Thank you so much for taking the time to parse out all this information for me. I'm not a Mac person and I really appreciate hearing better advice from someone who is. What do you think of this for the new 'install on mac' page:

Install Libation

  • Download the file from the latest release and extract it.

    • Apple Silicon (M1, M2, ...): Libation.9.4.2-macOS-chardonnay-arm64.tgz
    • Intel: Libation.x.x.x-macOS-chardonnay-x64.tgz
  • Move the extracted Libation app bundle to your applications folder.
  • Right-click on Libation and then click on open
  • The first time, it will not immediately show you an option to open it. Just dismiss the dialog and do the same thing again (right-click -> open) then you will get an option to run the unsigned application. This takes about 10 seconds.

If this doesn't work

You can add Libation as a safe app without touching Gatekeeper.

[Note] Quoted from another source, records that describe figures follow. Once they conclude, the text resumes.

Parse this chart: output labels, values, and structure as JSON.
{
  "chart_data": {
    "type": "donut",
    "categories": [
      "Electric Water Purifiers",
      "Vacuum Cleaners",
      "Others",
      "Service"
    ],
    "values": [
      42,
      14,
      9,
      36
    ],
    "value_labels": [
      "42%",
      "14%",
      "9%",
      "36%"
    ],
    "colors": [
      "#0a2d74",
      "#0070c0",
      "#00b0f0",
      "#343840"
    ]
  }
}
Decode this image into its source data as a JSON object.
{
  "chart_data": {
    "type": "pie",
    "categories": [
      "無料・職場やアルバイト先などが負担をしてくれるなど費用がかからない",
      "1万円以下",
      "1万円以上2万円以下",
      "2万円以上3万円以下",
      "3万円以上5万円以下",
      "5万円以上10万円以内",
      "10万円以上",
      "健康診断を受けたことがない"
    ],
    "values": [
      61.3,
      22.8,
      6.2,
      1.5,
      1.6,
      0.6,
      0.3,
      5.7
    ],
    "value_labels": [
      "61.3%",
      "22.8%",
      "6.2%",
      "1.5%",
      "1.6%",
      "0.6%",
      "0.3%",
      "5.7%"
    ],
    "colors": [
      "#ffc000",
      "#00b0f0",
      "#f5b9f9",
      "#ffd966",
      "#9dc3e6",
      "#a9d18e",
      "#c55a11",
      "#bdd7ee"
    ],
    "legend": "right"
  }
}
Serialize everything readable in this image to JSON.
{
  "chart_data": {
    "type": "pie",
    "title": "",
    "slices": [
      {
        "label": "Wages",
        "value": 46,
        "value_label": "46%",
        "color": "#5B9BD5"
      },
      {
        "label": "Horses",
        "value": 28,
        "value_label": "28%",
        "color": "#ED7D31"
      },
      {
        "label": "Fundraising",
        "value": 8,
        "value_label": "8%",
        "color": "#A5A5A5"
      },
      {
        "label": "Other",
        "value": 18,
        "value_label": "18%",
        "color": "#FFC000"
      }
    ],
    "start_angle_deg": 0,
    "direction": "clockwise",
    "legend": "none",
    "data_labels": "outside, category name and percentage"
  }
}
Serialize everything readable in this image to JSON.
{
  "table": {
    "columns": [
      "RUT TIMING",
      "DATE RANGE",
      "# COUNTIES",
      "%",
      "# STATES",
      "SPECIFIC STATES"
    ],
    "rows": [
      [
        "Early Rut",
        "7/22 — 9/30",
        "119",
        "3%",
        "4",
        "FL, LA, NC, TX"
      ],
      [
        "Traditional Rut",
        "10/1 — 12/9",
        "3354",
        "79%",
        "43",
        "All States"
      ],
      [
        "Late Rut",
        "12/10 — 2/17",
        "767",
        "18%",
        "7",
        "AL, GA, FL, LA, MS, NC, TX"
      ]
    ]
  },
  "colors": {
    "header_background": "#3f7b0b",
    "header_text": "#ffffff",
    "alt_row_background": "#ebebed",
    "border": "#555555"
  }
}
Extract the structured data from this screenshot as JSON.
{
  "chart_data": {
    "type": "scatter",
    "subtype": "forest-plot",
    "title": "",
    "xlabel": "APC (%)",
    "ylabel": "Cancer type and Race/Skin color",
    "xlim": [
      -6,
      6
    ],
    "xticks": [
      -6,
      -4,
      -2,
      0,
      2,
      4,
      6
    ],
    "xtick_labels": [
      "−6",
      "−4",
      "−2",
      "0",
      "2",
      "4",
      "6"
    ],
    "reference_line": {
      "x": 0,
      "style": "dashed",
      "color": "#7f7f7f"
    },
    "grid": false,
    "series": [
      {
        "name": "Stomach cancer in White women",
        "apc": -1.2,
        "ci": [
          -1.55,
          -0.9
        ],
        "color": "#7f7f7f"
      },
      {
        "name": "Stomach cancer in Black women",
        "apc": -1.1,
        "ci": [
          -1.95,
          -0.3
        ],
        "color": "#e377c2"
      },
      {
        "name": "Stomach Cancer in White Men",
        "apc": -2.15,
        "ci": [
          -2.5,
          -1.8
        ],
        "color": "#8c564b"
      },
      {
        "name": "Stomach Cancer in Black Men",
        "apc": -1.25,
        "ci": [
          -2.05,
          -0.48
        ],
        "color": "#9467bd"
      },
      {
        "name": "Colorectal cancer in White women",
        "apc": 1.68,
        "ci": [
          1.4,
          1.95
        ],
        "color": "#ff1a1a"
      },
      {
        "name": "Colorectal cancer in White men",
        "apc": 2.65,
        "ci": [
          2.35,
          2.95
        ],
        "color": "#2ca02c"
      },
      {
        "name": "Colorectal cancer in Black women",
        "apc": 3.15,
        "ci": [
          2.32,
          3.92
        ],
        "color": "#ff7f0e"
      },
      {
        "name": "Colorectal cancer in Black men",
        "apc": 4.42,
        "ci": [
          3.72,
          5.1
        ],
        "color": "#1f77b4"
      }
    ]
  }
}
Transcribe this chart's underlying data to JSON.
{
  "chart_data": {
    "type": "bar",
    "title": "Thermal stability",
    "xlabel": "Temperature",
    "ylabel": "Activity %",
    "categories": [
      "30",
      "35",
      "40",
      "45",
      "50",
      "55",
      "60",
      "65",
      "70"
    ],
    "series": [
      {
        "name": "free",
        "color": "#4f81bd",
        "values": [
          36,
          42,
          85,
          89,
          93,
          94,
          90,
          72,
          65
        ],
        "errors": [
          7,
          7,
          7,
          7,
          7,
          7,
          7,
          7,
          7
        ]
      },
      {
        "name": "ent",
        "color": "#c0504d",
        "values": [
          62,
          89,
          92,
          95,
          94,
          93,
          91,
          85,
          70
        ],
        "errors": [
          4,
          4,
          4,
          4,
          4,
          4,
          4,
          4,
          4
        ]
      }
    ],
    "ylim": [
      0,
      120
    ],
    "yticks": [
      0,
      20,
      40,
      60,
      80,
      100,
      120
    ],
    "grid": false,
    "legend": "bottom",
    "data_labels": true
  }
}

  • Copy/paste/run the following command. Adjust the file path to the Libation.app on your computer if necessary. (You may be prompted to enter your password)
    xattr -r -d com.apple.quarantine ~/Downloads/Libation.app`
  • Close the terminal and use Libation!

If this still doesn't work

  • Copy/paste/run the following command (you'll be prompted to enter your password)

    sudo spctl --master-disable && sudo spctl --add --label "Libation" /Applications/Libation.app && open /Applications/Libation.app && sudo spctl --master-enable
  • Close the terminal and use Libation!

I'm not a Mac person either, but one suggestion to the above instructions would be to specify when you mean "Mac user password" and "Audible password", since it's already a point of confusion with some people.

rmcrackan commented 4 months ago

@CLHatch Good call. I edited my text above.

allyally007 commented 4 months ago

Thank you again for the resource, but I am still unsuccessful. in my application folder...right click OPEN for Libation and it creates Libation 2, and LIbation 3 etc...

i've moved back to attempting a password into Terminal, but neither my amazon/audible or Mac password unlocks anything.

what am i doing wrong?

On Sat, Jun 29, 2024 at 7:28 AM rmcrackan @.***> wrote:

@CLHatch https://github.com/CLHatch Good call. I edited my text above.

— Reply to this email directly, view it on GitHub https://github.com/rmcrackan/Libation/issues/929#issuecomment-2198143040, or unsubscribe https://github.com/notifications/unsubscribe-auth/BJOMN55RFYP5NX73QCXTJDTZJ2R53AVCNFSM6AAAAABJ4VNWZWVHI2DSMVQWIX3LMV43OSLTON2WKQ3PNVWWK3TUHMZDCOJYGE2DGMBUGA . You are receiving this because you authored the thread.Message ID: @.***>

salixh5 commented 4 months ago

@allyally007 You have to do right-click -> open with the Libation.app (the actual application), not with the compressed Zip file that you downloaded. Try to follow the updated instructions in full if you‘re having issues.

@rmcrackan Looks good. With the xattr command there is no sudo, so there‘s no way a user would be prompted to enter their password. There also seems to be a stray backtick at the end of that command in your copy. Good to see these instructions could be incorporated hope it helps some people.

rmcrackan commented 4 months ago

@jakob11git Thank you so much again for the help. The version with your latest notes is live -- https://github.com/rmcrackan/Libation/blob/master/Documentation/InstallOnMac.md

salixh5 commented 3 months ago

Not sure if this is the best place for this, but a heads-up that the right-click method that I described above is going away in macOS Sequoia which will be released to end users later this year: https://developer.apple.com/news/?id=saqachfa It seems like another non-Terminal based method to override Gatekeeper (going to "System Settings > Privacy & Security" and clicking a button there), will not be removed, so guidance could be adjusted accordingly after the Sequoia release.